Elle était habitée d’une profonde spiritualité qui éclairait de tendresse le regard émerveillé qu’elle portait sur toute la Création, essayant de saisir un trait, une couleur, un relief , une ombre, s’imprégnant de ses découvertes pour réaliser ses œuvres d’art.
Elle travaillait tous les matériaux avec délice et patience. A une époque où par modernité, les tableaux, les statues, les chemins de Croix, étaient décrochés dans les églises et chapelles pour faire place à des décorations dépouillées, Madeline avait trouvé là, matière à développer son activité artistique en créant des tapisseries, des autels, des bas-reliefs en bronze, des fresques, des sculptures en bois, en pierre enfin tout ce qui donnait vie à un lieu sacré.
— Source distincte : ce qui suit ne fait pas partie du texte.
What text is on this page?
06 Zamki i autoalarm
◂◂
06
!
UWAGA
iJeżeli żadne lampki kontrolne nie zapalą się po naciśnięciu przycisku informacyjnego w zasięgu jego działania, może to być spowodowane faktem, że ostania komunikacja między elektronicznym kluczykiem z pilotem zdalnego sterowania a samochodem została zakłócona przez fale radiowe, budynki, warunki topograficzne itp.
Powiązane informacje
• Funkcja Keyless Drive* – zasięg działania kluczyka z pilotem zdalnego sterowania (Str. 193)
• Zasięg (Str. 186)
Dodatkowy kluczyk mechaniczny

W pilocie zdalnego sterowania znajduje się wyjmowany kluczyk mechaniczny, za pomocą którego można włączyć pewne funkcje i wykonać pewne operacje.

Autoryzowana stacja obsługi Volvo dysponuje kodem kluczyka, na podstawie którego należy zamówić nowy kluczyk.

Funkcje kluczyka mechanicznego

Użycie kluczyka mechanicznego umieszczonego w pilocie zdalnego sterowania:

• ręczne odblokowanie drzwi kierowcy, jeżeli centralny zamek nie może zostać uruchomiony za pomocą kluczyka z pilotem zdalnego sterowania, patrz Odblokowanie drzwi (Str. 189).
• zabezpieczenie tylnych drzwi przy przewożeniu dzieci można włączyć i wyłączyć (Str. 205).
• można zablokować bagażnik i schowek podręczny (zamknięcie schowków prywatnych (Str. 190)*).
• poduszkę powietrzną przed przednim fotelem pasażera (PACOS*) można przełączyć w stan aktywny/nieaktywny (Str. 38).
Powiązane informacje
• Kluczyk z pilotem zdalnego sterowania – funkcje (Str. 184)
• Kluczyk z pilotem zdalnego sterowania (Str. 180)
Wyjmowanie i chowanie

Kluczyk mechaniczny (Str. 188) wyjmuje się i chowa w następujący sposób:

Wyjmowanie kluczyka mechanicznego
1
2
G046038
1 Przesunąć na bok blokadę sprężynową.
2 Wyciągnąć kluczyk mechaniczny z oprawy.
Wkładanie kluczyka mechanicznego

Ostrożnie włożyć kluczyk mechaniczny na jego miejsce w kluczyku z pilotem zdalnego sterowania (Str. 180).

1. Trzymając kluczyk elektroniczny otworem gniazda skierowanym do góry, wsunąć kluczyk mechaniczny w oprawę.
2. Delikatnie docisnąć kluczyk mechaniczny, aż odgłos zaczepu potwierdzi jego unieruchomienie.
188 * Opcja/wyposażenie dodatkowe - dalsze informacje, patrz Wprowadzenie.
Dans l’ouvrage que Marie-Jeanne COLONI * et Mgr Henri SALINA ont consacré à Madeline : MADELINE DIENER aux éditions ad solem, collection Venator Formae , le lecteur se rend compte de son inlassable activité par le nombre impressionnant d’œuvres qu’elle a laissées dans les monastères, abbayes, chapelles, églises en Suisse, en Italie, en France et dans notre belle cathédrale Notre Dame à Paris où la chapelle, contenant un autel de sa facture, a résisté aux flammes de l’incendie en 2019. (voir ci-dessous la réponse de Mgr Michel AUPETIT que j’ai questionné sur l’incendie de N.D. de Paris)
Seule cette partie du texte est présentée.